We have a network for parents. There are both parents whose children are likely dead, some whose sons are in Syria and some who are nervous their boys might leave for Syria. Through the network, they support each other. We also stay in touch with them, informing them of their options. However, we're heavily critiqued by the parents. They feel powerless and disappointed that the authorities can't do more to keep their kids from going to Syria.
Understandably so, though it seems that might change now. Tell us, are the parents typically in contact with their children?
Some of them are. Others haven't heard from their kids for a year. There's a psychologist connected to the parent's network, who help them communicate with their children.
How should the parents handle these conversations?
Start by listening to their sons, acknowledging their decision while making sure that the son's know their parents are loyal to them. From there on, the parents can try to convince their sons to come home. It's a very difficult situation, fearing for the life of your children.
What happens if they do return?
The parents call and tell us that their son just came home. We then call him up, and see how we can help him get a grip on life, so he doesn't become a walking security threat.

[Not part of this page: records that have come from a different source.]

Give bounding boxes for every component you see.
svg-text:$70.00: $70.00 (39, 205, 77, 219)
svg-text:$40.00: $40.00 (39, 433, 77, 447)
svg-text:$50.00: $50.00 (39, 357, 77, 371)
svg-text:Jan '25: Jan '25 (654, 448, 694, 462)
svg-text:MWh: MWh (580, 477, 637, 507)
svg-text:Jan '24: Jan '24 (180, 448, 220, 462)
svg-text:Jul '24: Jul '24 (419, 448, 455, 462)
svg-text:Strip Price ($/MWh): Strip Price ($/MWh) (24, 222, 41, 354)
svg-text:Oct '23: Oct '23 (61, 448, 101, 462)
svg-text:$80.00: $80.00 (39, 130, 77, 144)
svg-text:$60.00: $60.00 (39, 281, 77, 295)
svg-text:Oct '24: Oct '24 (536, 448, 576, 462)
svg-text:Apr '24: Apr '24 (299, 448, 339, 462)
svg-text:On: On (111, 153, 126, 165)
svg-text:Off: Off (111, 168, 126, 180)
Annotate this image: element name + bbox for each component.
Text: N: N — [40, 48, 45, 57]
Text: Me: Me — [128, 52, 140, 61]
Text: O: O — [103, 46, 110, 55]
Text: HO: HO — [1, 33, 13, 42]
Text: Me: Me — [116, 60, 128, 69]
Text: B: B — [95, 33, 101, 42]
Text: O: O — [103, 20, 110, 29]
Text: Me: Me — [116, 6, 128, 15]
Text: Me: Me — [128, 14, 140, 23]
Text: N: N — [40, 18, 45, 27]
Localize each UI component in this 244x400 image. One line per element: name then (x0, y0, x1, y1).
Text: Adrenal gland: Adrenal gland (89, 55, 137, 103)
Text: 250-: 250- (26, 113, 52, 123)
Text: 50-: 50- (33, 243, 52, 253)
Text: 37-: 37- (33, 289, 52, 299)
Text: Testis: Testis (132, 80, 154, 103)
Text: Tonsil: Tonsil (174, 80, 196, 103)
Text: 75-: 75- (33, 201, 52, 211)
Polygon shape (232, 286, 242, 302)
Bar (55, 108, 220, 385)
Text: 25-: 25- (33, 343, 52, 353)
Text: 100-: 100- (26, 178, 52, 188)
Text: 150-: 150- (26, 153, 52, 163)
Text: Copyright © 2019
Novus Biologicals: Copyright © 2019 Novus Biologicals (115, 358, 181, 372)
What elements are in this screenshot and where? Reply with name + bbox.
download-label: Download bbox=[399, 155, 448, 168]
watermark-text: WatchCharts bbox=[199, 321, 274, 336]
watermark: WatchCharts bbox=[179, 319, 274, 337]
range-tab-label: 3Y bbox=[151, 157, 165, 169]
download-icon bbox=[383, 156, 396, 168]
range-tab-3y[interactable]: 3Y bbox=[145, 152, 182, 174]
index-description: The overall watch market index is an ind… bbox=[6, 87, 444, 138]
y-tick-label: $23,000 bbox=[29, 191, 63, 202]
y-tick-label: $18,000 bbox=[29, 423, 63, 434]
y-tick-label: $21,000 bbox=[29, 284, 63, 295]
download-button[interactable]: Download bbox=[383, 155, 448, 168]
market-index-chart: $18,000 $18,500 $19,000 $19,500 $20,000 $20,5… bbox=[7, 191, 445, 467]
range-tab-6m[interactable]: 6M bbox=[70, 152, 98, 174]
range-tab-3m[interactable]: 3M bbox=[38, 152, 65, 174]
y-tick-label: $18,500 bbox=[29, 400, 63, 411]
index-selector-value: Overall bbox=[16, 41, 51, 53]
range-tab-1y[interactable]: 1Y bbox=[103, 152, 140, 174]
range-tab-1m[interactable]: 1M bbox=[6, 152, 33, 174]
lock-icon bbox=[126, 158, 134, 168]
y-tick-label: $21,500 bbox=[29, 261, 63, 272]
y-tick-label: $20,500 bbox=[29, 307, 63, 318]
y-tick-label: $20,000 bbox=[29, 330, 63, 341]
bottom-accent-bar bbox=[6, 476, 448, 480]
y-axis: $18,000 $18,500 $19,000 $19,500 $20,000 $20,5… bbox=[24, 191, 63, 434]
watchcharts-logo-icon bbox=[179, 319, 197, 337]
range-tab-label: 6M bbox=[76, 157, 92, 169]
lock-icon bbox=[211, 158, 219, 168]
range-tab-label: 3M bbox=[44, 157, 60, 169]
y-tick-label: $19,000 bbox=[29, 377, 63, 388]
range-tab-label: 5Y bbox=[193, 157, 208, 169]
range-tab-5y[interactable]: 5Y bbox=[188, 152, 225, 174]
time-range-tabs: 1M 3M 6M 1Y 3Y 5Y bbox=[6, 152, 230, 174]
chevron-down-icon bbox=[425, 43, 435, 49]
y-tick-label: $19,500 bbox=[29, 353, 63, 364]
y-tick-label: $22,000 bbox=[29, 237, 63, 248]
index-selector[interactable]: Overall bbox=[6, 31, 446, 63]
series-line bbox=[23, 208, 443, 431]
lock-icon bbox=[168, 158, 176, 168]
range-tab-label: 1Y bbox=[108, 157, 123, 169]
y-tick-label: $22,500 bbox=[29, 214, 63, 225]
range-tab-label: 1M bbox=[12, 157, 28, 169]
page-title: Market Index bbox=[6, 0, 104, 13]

Some we've been able to help resume their education, which is great, because then they have something to keep them occupied. These are intelligent, young folks - most of them.
What's your impression of the returnees?
Some have been totally stripped of extremism, while others are still radicalized. Some wanted to make a difference in Syria, but were disillusioned by the uphill situation. One came back, just saying he wanted his old life back, that he'd made a mistake.
I'm sure you also have to consider whether they pose a threat to their community?
We're very upfront about it. We let them know that we hope to help them, but that doesn't change the fact that we're keeping PET [the Danish military intelligence service] in the loop about their process.
Doesn't that compromise the therapeutic process?
Surprisingly not. The fact that we're open about our position seems to foster respect more than anything else.
Do you help the returnees with health problems too?
Yes. We help them to queue up properly within the Danish healthcare system. Some have PTSD, others have physical injuries. One was shot.
Most of them must have PTSD?
Well, research suggests that those of serious faith aren't affected as much by being in a war zone. In our experience, the returnees aren't as afflicted as others might have been.
That's surprising. What kind of results have you had with the program?
We've established a dialogue with certain communities, who are realizing they need to work with authorities on this. They're very well aware of how it would affect their community if a returnee from Syria committed terrorism at home. So our efforts almost benefit integration. And we're helping these kids of course.
Has it decreased the number of men traveling to Syria?
There's fewer traveling to Syria now compared to last year. We can't say whether it's thanks to our efforts, or just that the situation has become worse in general. But after we've started a dialogue with the mosque on Grimhøjvej, close to none with relations to the place have traveled to Syria.
Al Jazeera calls your efforts a "soft hands approach." Do you see any risks in a softer approach?
I wouldn't call it that. It makes it sound like we're giving out prizes to people who've committed murder in Syria. No, it's a dialogue-based approach, where we look for alternative ways to prevent crime. The debate at home is sometimes too much about punishing as many as possible, instead of actually preventing crime in Denmark. Our methods are not the only way to go about the problems, but they are a great, cheap supplement.
How do you feel about the more conservative solutions, like confiscating passports?
It might have an effect, but it won't solve the problem. You can't punish your way out of people being willing to risk their lives in Syria.